Truly Profound February 25, 2005 8 out of 8 found this review helpful
I bought this book upon it's release in 1997. I can remember allowing the contents of this memoir to captivate me for hours on end. I lent my copy to a friend shortly thereafter and subsequently forgot about it. I recently ordered a replacement and I must say, this book is even more compelling than I ever remembered. Dan Eldon was a profound visionary, an articulate statesman and a devoted caretaker. As a Reuters photo-journalist, he traveled the world and served as a dipomatic embassador to many, yet his life was taken prematurely in a stoning riot in Somalia. He experienced more in his brief 21 years than most of us will over an entire lifetime. A MUST HAVE.
Awesome read, beautiful art March 24, 2004 7 out of 8 found this review helpful
Eldon's story of the war-torn Somolia is as much an artwork as it is an engaging story. This "book" is a reproduction of photojournalist Dan Eldon's journal from his travels in the most impoverished regions of Africa. Part insightful reading, part artistic work, this book should be on anyone's reading list who wants to know more about the world we don't see everyday, and it truly makes one think about all we have, and all Eldon lost...5 out of 5 starts easily!

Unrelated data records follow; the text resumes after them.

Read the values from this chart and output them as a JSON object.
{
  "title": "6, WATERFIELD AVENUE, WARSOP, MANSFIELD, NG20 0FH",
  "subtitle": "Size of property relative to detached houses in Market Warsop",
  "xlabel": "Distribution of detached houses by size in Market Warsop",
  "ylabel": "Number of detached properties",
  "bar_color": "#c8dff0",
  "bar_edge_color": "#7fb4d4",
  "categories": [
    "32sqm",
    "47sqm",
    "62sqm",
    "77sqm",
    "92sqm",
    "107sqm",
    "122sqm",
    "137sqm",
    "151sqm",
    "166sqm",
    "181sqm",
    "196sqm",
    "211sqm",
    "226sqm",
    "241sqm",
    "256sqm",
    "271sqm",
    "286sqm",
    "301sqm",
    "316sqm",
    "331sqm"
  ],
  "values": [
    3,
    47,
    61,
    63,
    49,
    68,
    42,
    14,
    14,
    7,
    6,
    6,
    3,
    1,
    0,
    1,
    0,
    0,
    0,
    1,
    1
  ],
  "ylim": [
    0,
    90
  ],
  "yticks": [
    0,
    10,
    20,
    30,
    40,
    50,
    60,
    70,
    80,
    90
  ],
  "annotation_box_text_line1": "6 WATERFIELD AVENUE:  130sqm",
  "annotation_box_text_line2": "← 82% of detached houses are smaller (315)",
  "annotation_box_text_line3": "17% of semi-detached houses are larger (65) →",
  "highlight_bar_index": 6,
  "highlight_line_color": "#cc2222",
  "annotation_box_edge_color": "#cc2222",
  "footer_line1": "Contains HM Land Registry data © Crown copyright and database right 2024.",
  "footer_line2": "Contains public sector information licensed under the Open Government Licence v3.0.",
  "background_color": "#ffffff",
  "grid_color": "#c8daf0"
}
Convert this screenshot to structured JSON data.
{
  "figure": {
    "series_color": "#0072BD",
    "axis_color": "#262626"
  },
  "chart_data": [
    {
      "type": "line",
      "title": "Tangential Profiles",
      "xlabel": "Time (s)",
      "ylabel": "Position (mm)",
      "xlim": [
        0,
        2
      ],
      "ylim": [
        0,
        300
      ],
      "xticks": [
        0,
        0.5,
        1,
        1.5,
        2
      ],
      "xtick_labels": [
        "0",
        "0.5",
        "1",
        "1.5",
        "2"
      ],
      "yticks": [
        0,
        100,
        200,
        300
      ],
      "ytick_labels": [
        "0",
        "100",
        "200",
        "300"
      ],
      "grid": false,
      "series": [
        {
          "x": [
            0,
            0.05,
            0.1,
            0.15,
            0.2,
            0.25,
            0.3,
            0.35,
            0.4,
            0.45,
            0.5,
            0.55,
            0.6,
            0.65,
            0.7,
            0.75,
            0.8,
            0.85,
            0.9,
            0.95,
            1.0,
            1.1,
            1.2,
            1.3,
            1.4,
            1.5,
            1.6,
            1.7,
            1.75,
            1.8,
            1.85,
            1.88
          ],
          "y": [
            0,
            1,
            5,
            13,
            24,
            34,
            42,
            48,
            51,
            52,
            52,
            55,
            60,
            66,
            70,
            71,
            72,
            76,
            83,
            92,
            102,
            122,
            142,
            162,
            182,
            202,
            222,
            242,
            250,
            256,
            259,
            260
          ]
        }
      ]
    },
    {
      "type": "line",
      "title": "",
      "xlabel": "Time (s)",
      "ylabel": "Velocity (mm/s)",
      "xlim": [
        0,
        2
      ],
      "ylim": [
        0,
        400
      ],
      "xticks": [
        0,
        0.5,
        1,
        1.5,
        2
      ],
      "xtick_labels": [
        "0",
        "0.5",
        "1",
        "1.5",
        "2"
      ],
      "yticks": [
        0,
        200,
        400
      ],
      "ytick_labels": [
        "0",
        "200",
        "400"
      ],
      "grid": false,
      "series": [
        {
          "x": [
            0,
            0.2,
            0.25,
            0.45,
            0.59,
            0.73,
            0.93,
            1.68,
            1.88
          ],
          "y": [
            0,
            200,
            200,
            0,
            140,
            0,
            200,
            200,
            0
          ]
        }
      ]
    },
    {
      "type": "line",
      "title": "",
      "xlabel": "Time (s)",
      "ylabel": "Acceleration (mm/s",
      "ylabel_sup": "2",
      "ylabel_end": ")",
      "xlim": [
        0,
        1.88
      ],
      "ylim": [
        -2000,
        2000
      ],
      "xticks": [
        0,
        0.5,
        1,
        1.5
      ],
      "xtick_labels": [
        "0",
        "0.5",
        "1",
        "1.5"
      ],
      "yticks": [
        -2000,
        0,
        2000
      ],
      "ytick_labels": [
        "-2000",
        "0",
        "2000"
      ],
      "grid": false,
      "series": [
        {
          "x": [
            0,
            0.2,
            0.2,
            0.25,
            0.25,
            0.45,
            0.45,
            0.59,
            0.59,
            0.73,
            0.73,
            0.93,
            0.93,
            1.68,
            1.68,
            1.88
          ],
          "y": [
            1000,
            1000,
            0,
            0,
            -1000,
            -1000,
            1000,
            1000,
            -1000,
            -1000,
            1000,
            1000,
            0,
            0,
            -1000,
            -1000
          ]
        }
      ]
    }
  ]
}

giving inspiration December 3, 2003 5 out of 7 found this review helpful
After seeing this book in a Borders store, I decided to buy it. I couldn't put it down, page after page offers so much of the author, yet offered so much to the reader. It makes your own imagination soar again, and as a fellow photographer, it gave me a kick in the butt I needed to start shooting again. The vision of Dan Eldon was not only through a lens, but through his heart as well. He accomplished a great deal in a short life, and definitely contributed to the bettering of our world. His photographs of Africa, combined with the scrapbook like additions of text and objects could be considered a new form of documentary photography. I strongly urge anyone who is interested in travel or photojournalism to get this book and have it transform your outlook on life.